Wiemy, że jesteście bardzo zawiedzeni po ogłoszeniu piątkowej decyzji o tym, że nie będzie budowany stadion Widzewa. Wiemy że sugestia gry Widzewa na stadionie miejskim przy Al. Unii jeszcze bardziej Was zabolała i dolała oliwy do ognia.
Jesteśmy realistami i wiemy, że próba powstrzymania Was przed wyrażeniem swojego niezadowolenia w trakcie meczu jest skazana na porażkę. Dlatego prosimy Was z całego
serca o zachowanie kultury i klasy, oraz nienarażanie Widzewa na sankcje i kary. Jeśli już musicie zaprotestować, to róbcie to w sposób inteligentny, bez wulgaryzmów.

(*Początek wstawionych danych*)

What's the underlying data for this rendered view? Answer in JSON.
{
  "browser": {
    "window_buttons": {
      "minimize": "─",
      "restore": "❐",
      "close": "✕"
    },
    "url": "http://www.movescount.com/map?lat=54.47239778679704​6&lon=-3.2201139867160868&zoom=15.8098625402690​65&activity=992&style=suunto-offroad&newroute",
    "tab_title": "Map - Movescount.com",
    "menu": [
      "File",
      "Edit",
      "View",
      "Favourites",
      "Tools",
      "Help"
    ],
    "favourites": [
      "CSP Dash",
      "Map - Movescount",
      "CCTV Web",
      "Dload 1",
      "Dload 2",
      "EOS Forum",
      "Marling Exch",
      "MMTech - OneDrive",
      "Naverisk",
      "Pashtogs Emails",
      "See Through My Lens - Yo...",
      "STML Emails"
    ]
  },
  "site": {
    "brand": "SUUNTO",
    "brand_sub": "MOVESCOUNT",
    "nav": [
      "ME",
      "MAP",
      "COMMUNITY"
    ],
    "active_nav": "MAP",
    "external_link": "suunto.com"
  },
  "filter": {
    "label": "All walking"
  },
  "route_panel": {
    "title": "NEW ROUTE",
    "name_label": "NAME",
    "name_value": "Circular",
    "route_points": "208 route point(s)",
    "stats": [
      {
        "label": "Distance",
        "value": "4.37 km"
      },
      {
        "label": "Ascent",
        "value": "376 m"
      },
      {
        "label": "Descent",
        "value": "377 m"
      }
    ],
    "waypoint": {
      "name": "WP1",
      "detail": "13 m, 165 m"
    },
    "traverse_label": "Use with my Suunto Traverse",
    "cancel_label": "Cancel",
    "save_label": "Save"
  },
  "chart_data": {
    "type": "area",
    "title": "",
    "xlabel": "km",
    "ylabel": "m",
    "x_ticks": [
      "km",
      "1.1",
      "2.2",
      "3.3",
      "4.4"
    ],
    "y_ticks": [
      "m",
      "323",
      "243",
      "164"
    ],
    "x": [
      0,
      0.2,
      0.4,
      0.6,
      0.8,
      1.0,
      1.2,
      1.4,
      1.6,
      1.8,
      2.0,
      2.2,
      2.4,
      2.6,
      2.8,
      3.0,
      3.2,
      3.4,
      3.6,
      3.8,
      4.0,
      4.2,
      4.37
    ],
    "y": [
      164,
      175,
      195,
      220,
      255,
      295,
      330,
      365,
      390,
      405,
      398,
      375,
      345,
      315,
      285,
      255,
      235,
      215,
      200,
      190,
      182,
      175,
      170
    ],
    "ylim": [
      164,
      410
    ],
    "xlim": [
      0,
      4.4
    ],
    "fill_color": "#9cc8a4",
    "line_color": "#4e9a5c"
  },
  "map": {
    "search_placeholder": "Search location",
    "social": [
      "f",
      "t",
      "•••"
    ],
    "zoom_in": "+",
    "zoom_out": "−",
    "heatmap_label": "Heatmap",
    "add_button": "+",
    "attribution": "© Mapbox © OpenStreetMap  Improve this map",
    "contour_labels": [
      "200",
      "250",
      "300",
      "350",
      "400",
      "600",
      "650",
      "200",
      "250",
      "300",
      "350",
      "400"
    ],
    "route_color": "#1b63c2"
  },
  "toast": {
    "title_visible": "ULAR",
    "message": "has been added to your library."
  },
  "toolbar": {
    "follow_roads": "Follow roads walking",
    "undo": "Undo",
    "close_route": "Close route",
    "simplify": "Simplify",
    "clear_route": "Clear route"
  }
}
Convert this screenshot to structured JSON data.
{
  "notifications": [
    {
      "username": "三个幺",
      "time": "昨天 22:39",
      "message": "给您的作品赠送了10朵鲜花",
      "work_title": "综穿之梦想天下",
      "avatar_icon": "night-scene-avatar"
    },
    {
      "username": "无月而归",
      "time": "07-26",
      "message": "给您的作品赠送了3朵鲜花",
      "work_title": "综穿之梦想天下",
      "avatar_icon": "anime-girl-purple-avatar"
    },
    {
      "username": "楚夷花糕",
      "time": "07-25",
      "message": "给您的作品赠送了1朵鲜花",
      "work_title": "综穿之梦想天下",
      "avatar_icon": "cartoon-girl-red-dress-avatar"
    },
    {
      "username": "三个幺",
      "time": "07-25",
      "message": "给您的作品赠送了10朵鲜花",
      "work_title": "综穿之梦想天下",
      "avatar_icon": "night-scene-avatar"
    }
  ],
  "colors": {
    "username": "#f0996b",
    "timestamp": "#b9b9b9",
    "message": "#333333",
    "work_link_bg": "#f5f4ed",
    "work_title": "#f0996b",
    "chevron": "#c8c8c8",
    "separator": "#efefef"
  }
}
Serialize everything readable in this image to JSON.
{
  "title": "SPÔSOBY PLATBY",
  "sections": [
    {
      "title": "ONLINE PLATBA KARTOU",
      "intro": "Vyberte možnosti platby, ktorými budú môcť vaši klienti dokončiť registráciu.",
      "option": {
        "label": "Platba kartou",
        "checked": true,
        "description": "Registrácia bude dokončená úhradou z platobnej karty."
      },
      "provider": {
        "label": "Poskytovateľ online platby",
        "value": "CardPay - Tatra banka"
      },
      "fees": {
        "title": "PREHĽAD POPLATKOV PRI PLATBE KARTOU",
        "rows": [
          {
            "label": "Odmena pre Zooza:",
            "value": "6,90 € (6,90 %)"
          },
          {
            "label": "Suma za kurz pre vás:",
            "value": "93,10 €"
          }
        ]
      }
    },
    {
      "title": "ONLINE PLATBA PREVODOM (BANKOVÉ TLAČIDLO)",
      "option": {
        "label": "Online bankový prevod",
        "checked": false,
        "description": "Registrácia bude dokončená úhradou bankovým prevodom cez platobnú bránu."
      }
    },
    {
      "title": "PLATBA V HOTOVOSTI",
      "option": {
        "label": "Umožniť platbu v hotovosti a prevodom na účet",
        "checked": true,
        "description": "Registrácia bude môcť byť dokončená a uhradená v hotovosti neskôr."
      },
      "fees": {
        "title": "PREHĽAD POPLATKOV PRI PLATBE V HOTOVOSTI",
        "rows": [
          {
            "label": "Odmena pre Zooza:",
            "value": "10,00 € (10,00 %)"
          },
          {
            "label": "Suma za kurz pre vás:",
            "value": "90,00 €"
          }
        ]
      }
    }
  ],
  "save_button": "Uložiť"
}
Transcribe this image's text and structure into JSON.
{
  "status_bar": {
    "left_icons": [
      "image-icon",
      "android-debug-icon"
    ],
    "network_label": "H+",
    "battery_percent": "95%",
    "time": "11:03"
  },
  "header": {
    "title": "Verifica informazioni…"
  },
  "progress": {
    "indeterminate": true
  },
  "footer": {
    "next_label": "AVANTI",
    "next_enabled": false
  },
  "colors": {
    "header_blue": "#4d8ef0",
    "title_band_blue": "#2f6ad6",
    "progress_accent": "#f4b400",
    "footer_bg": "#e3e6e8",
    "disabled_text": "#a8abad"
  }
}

Przypominamy także, że wszelkie transparenty prezentowane podczas meczu muszą być zatwierdzone przez delegata
PZPN. Wierzymy, iż mimo napiętej sytuacji doping na najbliższym meczu z Górnikiem Zabrze będzie skoncentrowany jedynie na wsparciu naszej drużyny. To jest teraz bardzo ważne.
W najbliższą środę Zarząd Widzewa spotka się z Panią Prezydent. Po wysłuchaniu propozycji rozwiązań ze strony miasta będziemy mogli powiedzieć więcej o zaistniałej sytuacji".